What gets measured gets done. But scaling companies and aligning all the efforts of your team requires specific measurements worth sharing. Don’t underestimate the power of sharing one department’s metrics with another. In fact let me show you the power with examples:
10 Killer Metrics Worth Sharing
- Production Order Books – Production Teams & Sales Teams
Explain to your sales team that their performance drives the manufacturing shop. That order book that’s dropping is the sales team’s fault. Show the weekly state of the order book in $ and # of weeks of production. Graph it and explain the target production numbers. Production teams will be given more granular versions. - PO Pipeline – Cash Flow Forecasting Teams & Sales Teams
If your sales process is built on a consistent basis with weighted probability based on the stage the deal has reached, then you might be ready to connect your sales weighted pipeline to your finance team’s cash forecasting model. - Lead Generation Stats – Marketing & Sales Teams
It is essential that the sales and marketing teams have a symbiotic relationship. Where better to start to build that rapport than the lead generation area. All weekly marketing lead generation statistics should be shared with the sales teams e.g. the lead allocation to each sales professional, status of leads, # of leads generated from each campaign, ROIs on trade shows. - Onboarding New Customers – Customer Support & Sales Teams & Production/Service Teams
The onboarding of a new customer is a precious thing. It’s the beginning of potentially a 20-year relationship! All customer-facing teams need to be aware of the key metrics surrounding the onboarding of a new customer. It may start with a PO but it certainly doesn’t end there. - Support Ticket Performance – Customer Support & Sales & Marketing
Customer service statistics go to the very heart of your culture. You claim to be customer centric but are you? These type of stats can be used in marketing campaigns. Sales teams can weave impressive service level numbers into conversations. But unless they are relentlessly measured and shared with these key departments then opportunities are missed. - T12 PO & Sales Graphs – All Staff
All staff want to understand whether the business is growing. Trailing 12 graphs that share the latest 12 months worth of data are compelling. As each new month’s performance is added, last year’s number is dropped. So a rising graph is visually and instantly good news. Purchase Orders won, sales invoices, headcount, gross margin. Almost any statistic trapped by a T12 shows the good news or the bad news instantly with seasonality neutered. - Productivity Numbers e.g. Sales per employee – All Staff
Productivity is worth sharing (not recommended if RIF being implemented). What productivity ratios do you measure and share e.g. # of new clients/consultant, Production output by week, # of conversation per week by sales professional, # of Accounts Receivable Days outstanding.
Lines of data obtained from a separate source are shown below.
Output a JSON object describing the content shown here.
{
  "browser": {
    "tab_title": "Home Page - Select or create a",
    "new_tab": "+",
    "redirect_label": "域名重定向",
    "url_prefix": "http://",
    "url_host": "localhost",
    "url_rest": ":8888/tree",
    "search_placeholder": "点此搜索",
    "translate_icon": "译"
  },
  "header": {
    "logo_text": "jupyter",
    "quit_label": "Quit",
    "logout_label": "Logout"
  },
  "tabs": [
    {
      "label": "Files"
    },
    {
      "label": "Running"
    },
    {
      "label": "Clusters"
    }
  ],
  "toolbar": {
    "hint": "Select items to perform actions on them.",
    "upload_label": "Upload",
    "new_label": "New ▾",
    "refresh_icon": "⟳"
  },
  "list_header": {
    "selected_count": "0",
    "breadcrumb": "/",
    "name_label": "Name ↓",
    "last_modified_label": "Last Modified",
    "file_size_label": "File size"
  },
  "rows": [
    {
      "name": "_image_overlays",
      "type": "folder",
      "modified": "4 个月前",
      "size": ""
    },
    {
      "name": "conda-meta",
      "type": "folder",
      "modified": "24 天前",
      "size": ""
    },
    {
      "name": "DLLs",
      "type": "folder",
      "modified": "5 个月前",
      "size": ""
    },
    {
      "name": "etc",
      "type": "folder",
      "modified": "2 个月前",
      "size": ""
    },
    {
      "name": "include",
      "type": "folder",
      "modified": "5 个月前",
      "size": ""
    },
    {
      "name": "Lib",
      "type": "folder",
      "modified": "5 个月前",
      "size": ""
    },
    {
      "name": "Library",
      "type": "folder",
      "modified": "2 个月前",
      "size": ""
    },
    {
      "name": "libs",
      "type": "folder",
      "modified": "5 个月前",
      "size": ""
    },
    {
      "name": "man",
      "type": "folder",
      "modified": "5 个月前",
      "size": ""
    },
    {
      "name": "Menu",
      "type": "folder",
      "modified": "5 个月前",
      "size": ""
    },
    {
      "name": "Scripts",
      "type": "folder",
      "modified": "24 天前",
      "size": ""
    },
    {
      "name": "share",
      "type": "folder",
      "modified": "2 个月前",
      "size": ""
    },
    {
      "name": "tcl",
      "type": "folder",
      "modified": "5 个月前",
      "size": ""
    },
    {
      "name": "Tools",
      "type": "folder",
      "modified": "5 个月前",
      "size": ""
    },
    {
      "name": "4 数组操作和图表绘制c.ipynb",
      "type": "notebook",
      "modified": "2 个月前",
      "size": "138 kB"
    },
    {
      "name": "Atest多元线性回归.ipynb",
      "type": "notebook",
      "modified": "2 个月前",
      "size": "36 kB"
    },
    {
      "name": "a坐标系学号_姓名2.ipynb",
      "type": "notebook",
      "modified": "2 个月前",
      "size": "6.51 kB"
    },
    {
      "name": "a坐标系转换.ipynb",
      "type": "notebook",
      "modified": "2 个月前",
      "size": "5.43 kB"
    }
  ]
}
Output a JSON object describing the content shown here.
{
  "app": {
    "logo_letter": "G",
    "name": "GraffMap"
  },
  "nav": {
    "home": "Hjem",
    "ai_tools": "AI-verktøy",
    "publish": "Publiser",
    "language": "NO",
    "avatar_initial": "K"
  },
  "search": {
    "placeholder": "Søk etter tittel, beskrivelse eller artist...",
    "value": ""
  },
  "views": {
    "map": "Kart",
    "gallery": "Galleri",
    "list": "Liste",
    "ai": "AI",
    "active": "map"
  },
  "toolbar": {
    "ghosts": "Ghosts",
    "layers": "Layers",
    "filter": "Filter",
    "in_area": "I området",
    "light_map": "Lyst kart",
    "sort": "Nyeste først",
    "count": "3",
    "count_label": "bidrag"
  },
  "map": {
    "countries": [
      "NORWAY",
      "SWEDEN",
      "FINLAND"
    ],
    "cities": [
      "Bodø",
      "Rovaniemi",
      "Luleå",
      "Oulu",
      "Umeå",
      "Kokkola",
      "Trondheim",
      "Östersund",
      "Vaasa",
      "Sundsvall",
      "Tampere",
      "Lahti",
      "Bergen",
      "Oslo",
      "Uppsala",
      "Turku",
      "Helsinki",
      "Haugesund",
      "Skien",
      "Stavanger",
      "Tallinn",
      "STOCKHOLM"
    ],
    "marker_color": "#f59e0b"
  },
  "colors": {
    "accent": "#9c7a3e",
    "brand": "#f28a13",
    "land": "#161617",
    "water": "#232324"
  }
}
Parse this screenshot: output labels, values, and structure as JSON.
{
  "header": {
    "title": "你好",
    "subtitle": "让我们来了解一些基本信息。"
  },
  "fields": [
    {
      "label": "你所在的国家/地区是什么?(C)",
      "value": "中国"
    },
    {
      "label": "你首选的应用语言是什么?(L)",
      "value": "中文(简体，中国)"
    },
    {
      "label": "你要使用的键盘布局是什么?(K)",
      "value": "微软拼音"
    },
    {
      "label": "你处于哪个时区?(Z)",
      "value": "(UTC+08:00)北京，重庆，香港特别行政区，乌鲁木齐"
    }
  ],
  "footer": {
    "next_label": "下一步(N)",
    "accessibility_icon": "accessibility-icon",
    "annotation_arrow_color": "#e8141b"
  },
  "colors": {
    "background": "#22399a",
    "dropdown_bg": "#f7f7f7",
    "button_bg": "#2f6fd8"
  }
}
What productivity ratios imply you are servicing the customer better? - Website Statistics – All Staff
Pride in your website doesn’t start and finish in the marketing department. Key ratios like unique visitors, time spent on the site, pages per visit, average time spent on the home page, the most popular landing page, are all interesting measurements to all staff. They need to be graphed and presented in a meaningful way. - Search Rankings – All Staff
Show Staff that you are top of the tree on many search terms. Explain the importance of being found. Show how your ranking has improved over time. Most employees probably use search engines every day but don’t consider SEO and it’s importance to the company’s success. - Awards, Industry Rankings – All Staff
Remember awards, press releases, enhancements to your web site are not just about Credibility with your customers and prospects (which of course are important) but they are about building confidence in the minds of your own team! Share your success. Let’s face it those awards were earned by many people doing many things remarkably well.
What metrics are you going to measure and share to align your team?